Menurutnya, pendapatan Pertamina berpotensi tergerus karena konsumsi bahan bakar minyak (BBM) tentu akan berkurang.
"Jadi harus siap menghadapi industri baru ini. Tidak bisa misalnya hanya mengandalkan pada SPBU (Stasiun Pengisian Bahan Bakar Umum)-nya saja," kata Rhenald di Jakarta, Sabtu (21/9).
Rhenald menyarankan kepada Pertamina untuk mengandalkan pendapatannya selain SPBU dan bekerjasama dengan perusahan listrik dalam pengembangan mobil listrik.
Dikatakan, dengan adanya perubahan ini memang tidak berlangsung cepat. Namun, Pertamina hendaknya dapat mengantisipasi lebih dini agar jangan sampai terlena oleh keadaan.

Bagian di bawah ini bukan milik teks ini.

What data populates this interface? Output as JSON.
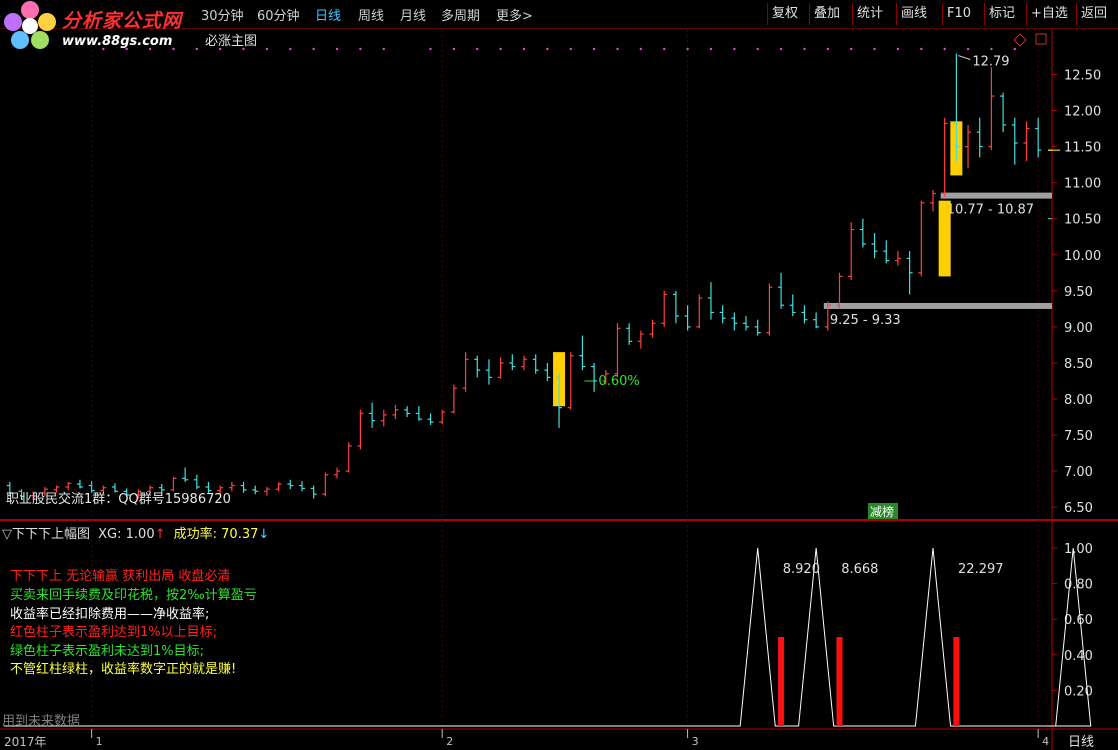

"Nah industri mengatakan telah siap masuk ke kendaraan listrik, hanya saja hari ini harga masih mahal karena PP (Peraturan Pemerintah) turunannya belum keluar, yaitu bagaimana insentif yang diberikan pada industri sehingga lebih menggunakan listrik," tuturnya.
Rhenald mengungkapkan saat ini sedang ada pertemuan investor untuk membangun pabrik baterai mobil listrik di Morowali, agar harga mobil listrik dapat lebih terjangkau.
"Tetapi kita memerlukan energi alternatif mencari sumber daya alam baru, apakah panas bumi atau tenaga air untuk menghasilkan listrik yang murah," katanya.